Das Vertrauen in den eigenen Staat, Würdenträger und Institutionen ist in Südosteuropa aus leidvoller Erfahrung sehr gering. Dafür sitzt die Impfskepsis in einer Region der leidenschaftlich gepflegten Verschwörungstheorien und fragwürdiger Quacksalber besonders tief: Über die rückläufige Elternbereitschaft zur Vorsorgeimpfung für ihre Kinder klagen Epidemiologen auf dem Balkan schon seit Jahren.
Fast völlig freier Lauf
In einer europaweiten Umfrage des deutschen Max-Planck-Instituts zu Monatsbeginn erklärten 54 Prozent der befragten Rumänen, sich auf keinen Fall gegen Corona impfen lassen zu wollen. „Aufgrund der hohen Zahl der Impfverweigerer“ dürfte es sehr schwierig sein, eine Herdenimmunität durch Impfung zu erreichen, so die Autoren der Studie.
Serbien hat mit einer 7-Tage-Inzidenz von 638 (Stand: 19.10) den seit fast einem Monat gehaltenen „Titel“ des Infektionseuropameisters nun zwar an Lettland (765) abgetreten. Doch als besorgniserregend empfinden es Epidemiologen, dass Infektions- und Todeszahlen seit Wochen auf einem unverändert hohen Niveau verharren: Außer der seit Monaten stagnierenden Impfquote (44 Prozent) ist es im Balkanstaat der fast völlige Verzicht auf Präventivmaßnahmen, der die derzeitige Welle einfach nicht abflauen lässt.
Während der ersten Infektionswelle im Frühjahr 2020 verdonnerte Belgrad Serbiens Rentner noch wochenlang zum Zwangshausarrest. Nun sind die Covidkliniken so voll wie nie, aber lässt die nationalpopulistische Regierung der Pandemie aus wahltaktischen Erwägungen und auf Druck der starken Gastronomie-Lobby fast völlig freien Lauf. Immerhin: Nach monatelangen Debatten der Tatenlosigkeit soll sich Serbiens Krisenstab laut Presseberichten am Mittwoch zur Einführung einer Covid-App durchgerungen haben.

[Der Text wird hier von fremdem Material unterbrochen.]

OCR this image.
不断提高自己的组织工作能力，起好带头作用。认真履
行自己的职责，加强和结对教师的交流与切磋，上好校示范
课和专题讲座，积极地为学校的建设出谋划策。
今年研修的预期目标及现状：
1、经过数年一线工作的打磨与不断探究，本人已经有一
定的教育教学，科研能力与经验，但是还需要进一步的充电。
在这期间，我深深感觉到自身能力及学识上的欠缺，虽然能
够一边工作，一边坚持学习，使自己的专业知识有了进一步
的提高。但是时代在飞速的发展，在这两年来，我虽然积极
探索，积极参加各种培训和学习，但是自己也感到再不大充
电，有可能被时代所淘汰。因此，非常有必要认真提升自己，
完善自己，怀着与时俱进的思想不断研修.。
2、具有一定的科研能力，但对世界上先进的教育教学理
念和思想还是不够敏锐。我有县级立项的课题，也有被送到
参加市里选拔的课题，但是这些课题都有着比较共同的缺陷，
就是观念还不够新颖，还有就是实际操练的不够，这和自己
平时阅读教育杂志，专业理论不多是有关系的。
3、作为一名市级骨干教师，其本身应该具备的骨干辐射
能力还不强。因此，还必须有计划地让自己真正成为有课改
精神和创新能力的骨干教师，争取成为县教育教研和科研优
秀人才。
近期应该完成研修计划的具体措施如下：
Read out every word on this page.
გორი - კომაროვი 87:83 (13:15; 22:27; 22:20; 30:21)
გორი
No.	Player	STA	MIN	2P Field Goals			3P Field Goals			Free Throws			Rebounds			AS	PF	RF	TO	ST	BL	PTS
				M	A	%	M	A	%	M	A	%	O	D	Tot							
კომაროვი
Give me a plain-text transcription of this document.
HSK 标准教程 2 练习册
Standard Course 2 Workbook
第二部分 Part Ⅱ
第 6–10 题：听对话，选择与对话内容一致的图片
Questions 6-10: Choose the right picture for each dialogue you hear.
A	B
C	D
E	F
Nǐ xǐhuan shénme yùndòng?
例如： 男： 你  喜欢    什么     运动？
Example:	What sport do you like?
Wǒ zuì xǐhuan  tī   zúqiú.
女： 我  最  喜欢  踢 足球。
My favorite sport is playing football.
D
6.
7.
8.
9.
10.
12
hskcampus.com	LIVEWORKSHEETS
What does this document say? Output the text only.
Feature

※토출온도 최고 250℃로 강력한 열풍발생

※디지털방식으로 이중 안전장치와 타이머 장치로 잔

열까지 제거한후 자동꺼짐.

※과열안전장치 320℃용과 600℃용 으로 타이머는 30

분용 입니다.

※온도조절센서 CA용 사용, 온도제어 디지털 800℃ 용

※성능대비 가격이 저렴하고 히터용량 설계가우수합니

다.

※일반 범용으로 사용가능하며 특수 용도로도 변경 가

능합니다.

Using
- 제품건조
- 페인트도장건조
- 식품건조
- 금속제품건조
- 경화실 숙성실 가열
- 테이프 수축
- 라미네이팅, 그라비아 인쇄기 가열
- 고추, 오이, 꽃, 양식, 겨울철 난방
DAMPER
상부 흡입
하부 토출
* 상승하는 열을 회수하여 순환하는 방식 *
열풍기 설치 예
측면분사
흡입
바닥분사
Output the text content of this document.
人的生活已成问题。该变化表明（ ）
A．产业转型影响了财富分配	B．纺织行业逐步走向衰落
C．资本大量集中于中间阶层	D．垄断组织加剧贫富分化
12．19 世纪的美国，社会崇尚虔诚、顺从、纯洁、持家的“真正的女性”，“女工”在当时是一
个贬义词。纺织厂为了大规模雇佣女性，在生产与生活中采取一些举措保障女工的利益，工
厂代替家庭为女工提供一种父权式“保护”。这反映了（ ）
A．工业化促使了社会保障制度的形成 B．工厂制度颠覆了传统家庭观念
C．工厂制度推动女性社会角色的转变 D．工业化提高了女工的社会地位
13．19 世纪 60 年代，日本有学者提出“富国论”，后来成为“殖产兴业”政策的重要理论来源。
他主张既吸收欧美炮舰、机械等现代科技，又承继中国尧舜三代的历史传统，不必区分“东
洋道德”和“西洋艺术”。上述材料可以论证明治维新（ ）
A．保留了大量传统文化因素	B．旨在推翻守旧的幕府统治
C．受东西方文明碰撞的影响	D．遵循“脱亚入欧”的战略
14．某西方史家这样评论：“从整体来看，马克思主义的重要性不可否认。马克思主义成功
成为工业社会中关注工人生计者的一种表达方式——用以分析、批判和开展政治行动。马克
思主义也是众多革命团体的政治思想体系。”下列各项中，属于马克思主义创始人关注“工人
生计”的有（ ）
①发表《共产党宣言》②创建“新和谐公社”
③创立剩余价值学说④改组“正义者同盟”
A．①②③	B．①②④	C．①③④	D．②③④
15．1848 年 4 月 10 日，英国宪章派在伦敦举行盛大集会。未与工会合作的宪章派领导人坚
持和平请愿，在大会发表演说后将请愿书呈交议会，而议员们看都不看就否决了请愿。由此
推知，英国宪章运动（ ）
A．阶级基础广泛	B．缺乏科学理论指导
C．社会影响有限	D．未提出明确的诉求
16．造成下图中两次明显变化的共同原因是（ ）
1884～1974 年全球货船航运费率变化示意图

„Wir dürfen keine Zeit mehr verlieren“, mahnt nun auch Rumäniens Präsident Klaus Johannis spät verschärfte Maßnahmen an – „egal wie unpopulär das scheint“. Selbst schien der Landesvater allerdings genauso wie die nur noch geschäftsführende Regierung in den letzten Wochen eher mit der Koalitionskrise und politischen Ränkespielen statt mit der Pandemie beschäftigt. Nach deren Abklingen müsse die Frage nach den Schuldigen „auch aus strafrechtlicher Sicht gestellt“ werden, fordert bereits Ärztekammerchef Coriu, der Bukarest „etliche Fehler“ vorwirft: Ein digitales Covid-Zertifikat und die Impf- und Testpflicht für das Gesundheitspersonal hätte längst eingeführt werden müssen.